Strong Chinese demand, the rise in commodity prices and abundant liquidity in the capital markets all played in favour of Lula’s policies during the years of world bonanza.

But he also made some important choices. “He is a very intuitive character. He has acknowledged that low inflation would benefit the majority of the population and that this objective had to be maintained. He avoided attempts to launch grand heterodox schemes. Eventually, his own international standing benefited from such a pragmatic approach,” says a former government minister. Indeed, Brazil’s economy looks steadier than ever while its sovereign ratings stand on the brink of investment grade for the first time.

Lula frequently insists on the need to defend the interests of the developing world, for example, in the World Trade Organization where Brazil is a leading member of the G-24, a group of emerging market countries that have mobilized during the Doha round of world trade talks.

“It is not because Brazil is formally independent that we are no longer colonized. Brazil suffered from a great subordination to predominantly US and European interests,” Lula said recently.

Regional vision
Despite grand rhetoric on the need to put an end to such subordination, Lula has managed to steer a middle course between US policies and the anti-American coalition that is taking shape in South America under the leadership of the Venezuelan president Hugo Chavez. “I recently asked the US ambassador here: ‘Who is currently the most reliable leader in the region?’ He replied: ‘Lula,’” says Dupas.
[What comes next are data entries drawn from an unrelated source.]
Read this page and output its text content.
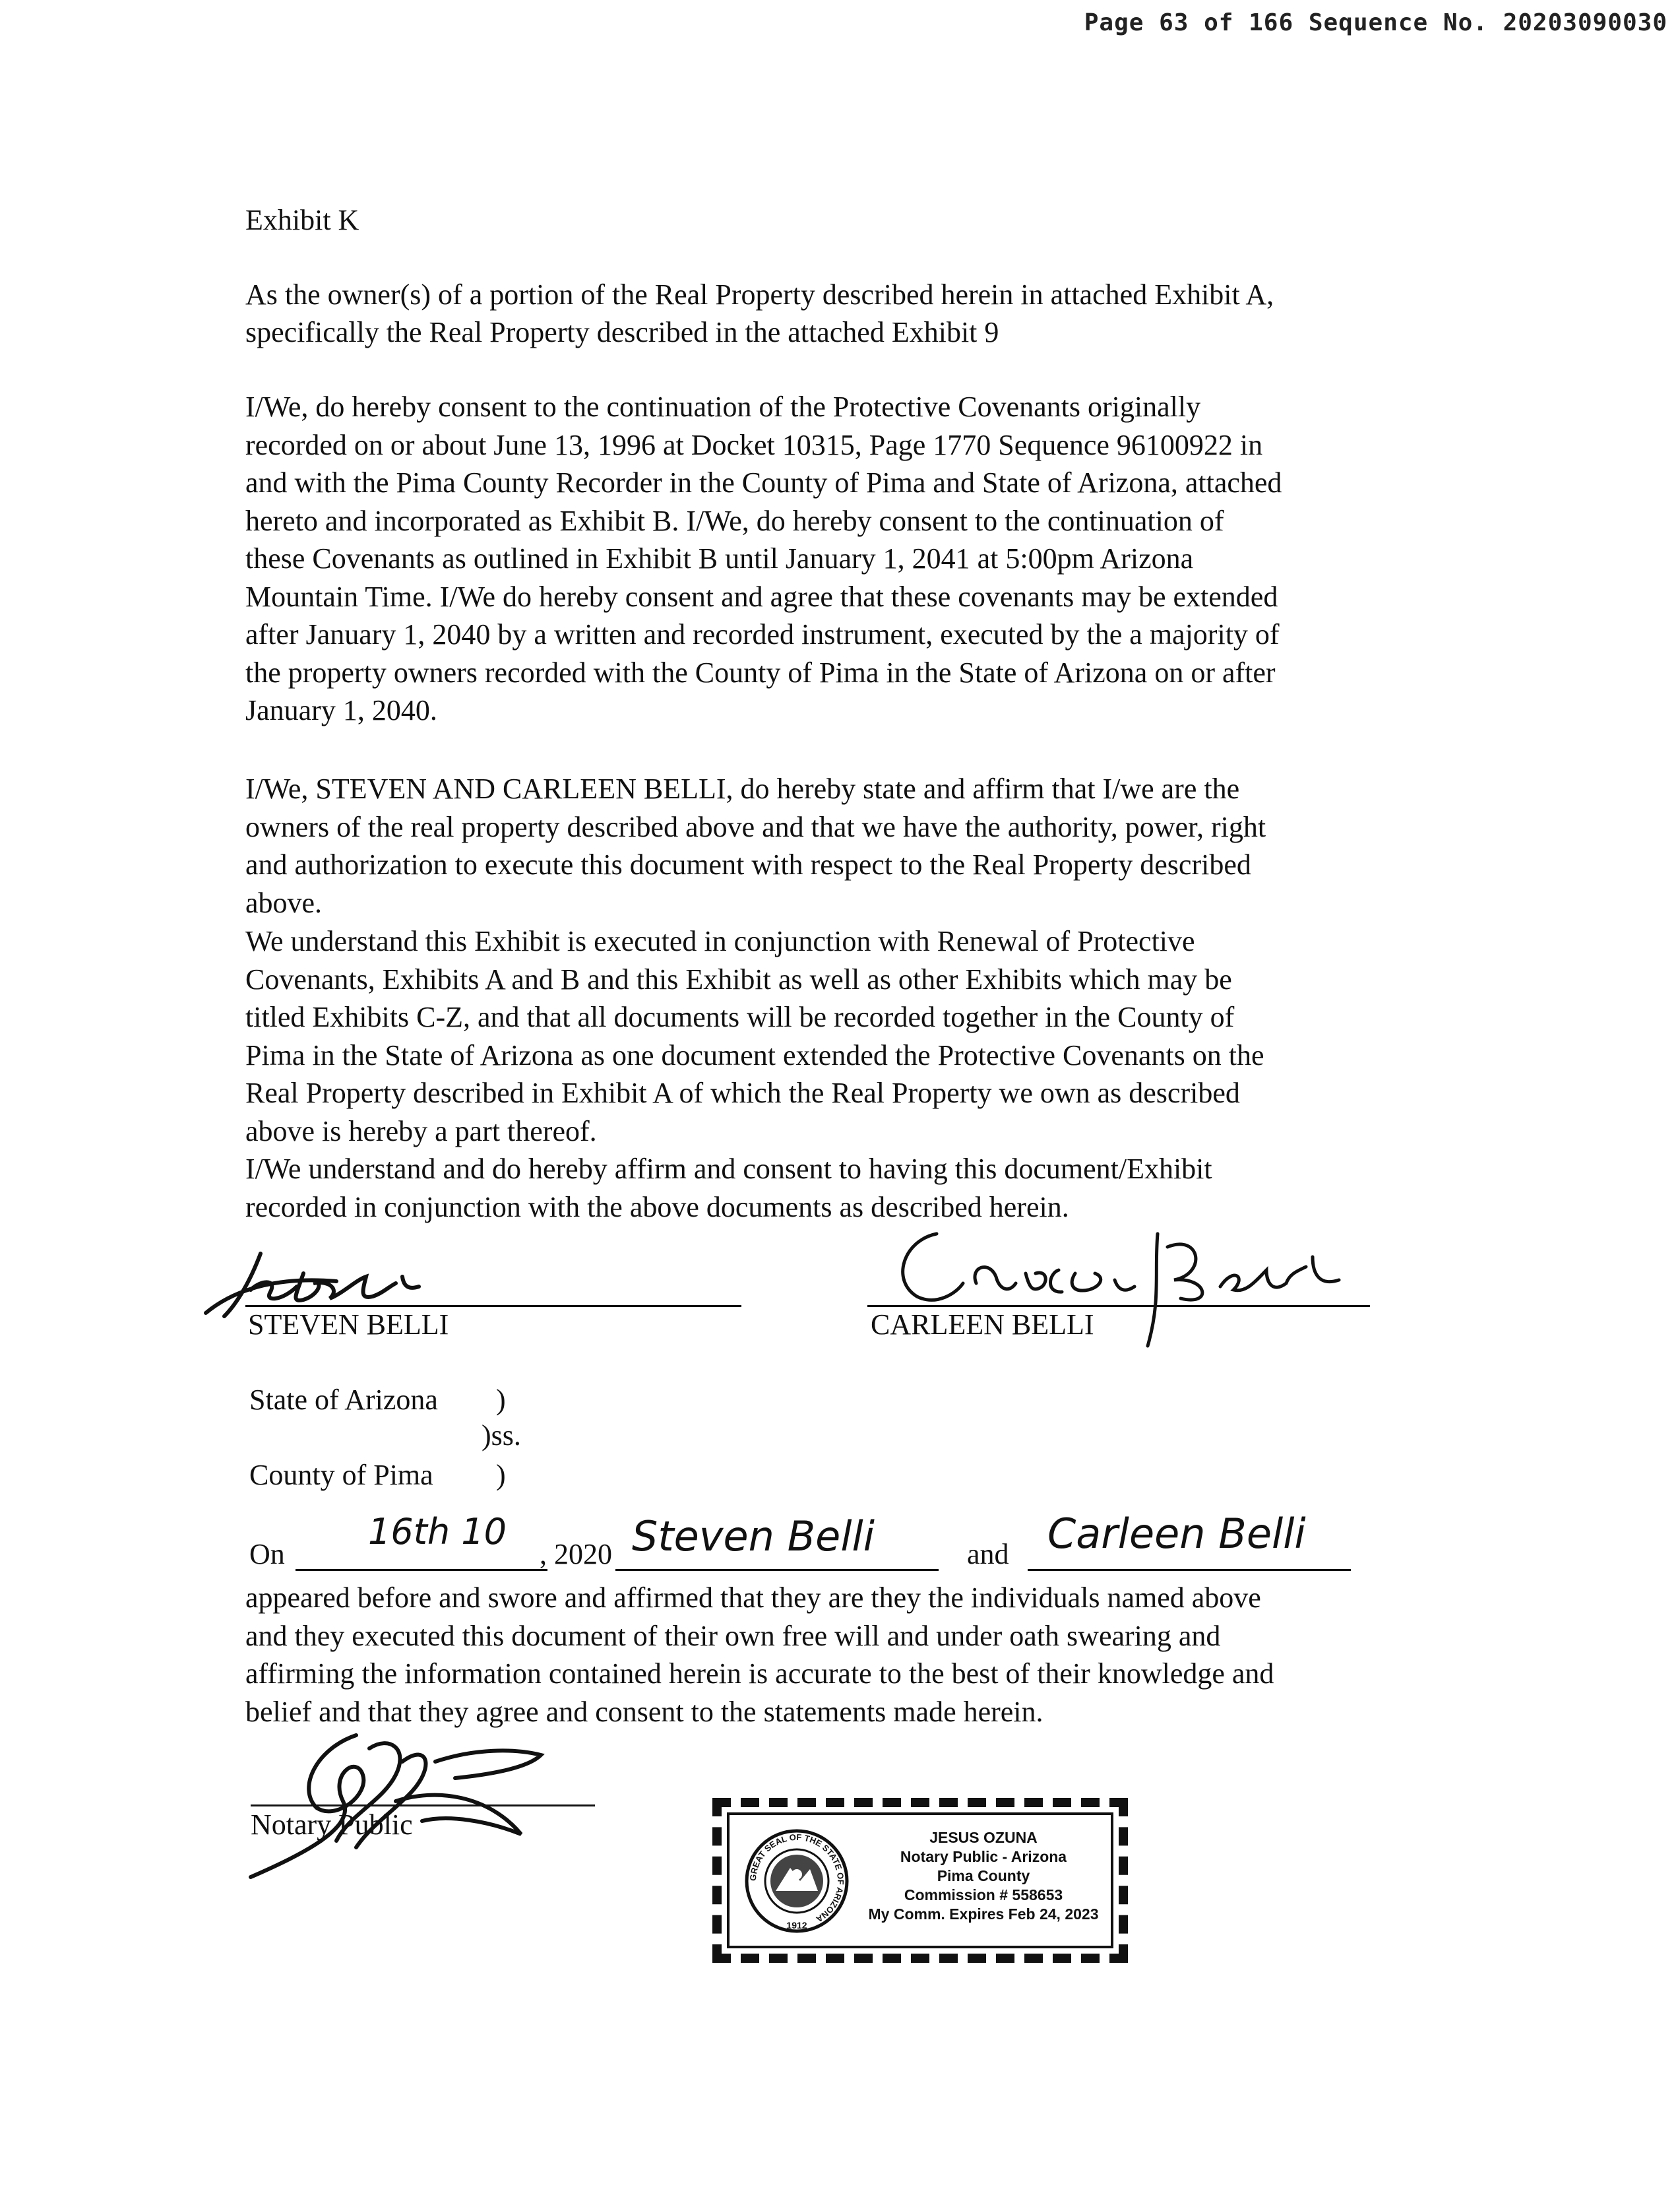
Page 63 of 166 Sequence No. 20203090030
Exhibit K
As the owner(s) of a portion of the Real Property described herein in attached Exhibit A,
specifically the Real Property described in the attached Exhibit 9
I/We, do hereby consent to the continuation of the Protective Covenants originally
recorded on or about June 13, 1996 at Docket 10315, Page 1770 Sequence 96100922 in
and with the Pima County Recorder in the County of Pima and State of Arizona, attached
hereto and incorporated as Exhibit B. I/We, do hereby consent to the continuation of
these Covenants as outlined in Exhibit B until January 1, 2041 at 5:00pm Arizona
Mountain Time. I/We do hereby consent and agree that these covenants may be extended
after January 1, 2040 by a written and recorded instrument, executed by the a majority of
the property owners recorded with the County of Pima in the State of Arizona on or after
January 1, 2040.
I/We, STEVEN AND CARLEEN BELLI, do hereby state and affirm that I/we are the
owners of the real property described above and that we have the authority, power, right
and authorization to execute this document with respect to the Real Property described
above.
We understand this Exhibit is executed in conjunction with Renewal of Protective
Covenants, Exhibits A and B and this Exhibit as well as other Exhibits which may be
titled Exhibits C-Z, and that all documents will be recorded together in the County of
Pima in the State of Arizona as one document extended the Protective Covenants on the
Real Property described in Exhibit A of which the Real Property we own as described
above is hereby a part thereof.
I/We understand and do hereby affirm and consent to having this document/Exhibit
recorded in conjunction with the above documents as described herein.
STEVEN BELLI	CARLEEN BELLI
State of Arizona )
)ss.
County of Pima )
On
16th 10
, 2020 Steven Belli	and Carleen Belli
appeared before and swore and affirmed that they are they the individuals named above
and they executed this document of their own free will and under oath swearing and
affirming the information contained herein is accurate to the best of their knowledge and
belief and that they agree and consent to the statements made herein.
Notary Public
GREAT SEAL OF THE STATE OF ARIZONA
1912
JESUS OZUNA
Notary Public - Arizona
Pima County
Commission # 558653
My Comm. Expires Feb 24, 2023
Indeed, Lula maintains an open dialogue with US president George W Bush, thanks to Brazil’s leadership in biofuels – a key component of emerging US strategy for reducing dependence on Middle East oil – and this, despite diplomatic differences over Iraq. “Meanwhile, Lula is also able to talk with Chavez, Evo Morales [in Bolivia], Nestor Kirchner [in Argentina] and Rafael Correa [in Ecuador],” adds Dupas in reference to several leaders who have confronted US interests in the region head-on.

As a result, he has kept Brazil in a strategic position. In policy terms, he has defended a strong role for the state and active social policies in order to reduce inequalities. But at the same time, he has also refused to embark on radical economic intervention policies defended by Bush’s foes. Even though Lula has favoured Venezuela’s Mercosur membership, he has rejected Chavez’s criticism of delays to the bid in the Brazilian senate. Brazil also showed markedly less enthusiasm for the launch of the Bank of the South, which has been actively promoted by Argentina and Venezuela.

Lula, however, may have a fight on his hands to maintain this middle path as the radical rhetoric of other Latin American leaders heats up. His grand design to foster regional energy integration has run into difficulties, due to the wave of hydrocarbon renationalization in Andean countries, which includes the possible expropriation of Brazilian oil company Petrobras in Venezuela. But his vision of closer regional cooperation will remain the priority of his diplomacy until the end of its mandate in 2010.

This profile is one in a series of twenty, published in a special commemorative edition to mark the 20th birthday of Emerging Markets newspaper. The profiles canvass twenty of the figures who have had the most impact on the rise of the emerging markets over the past two decades.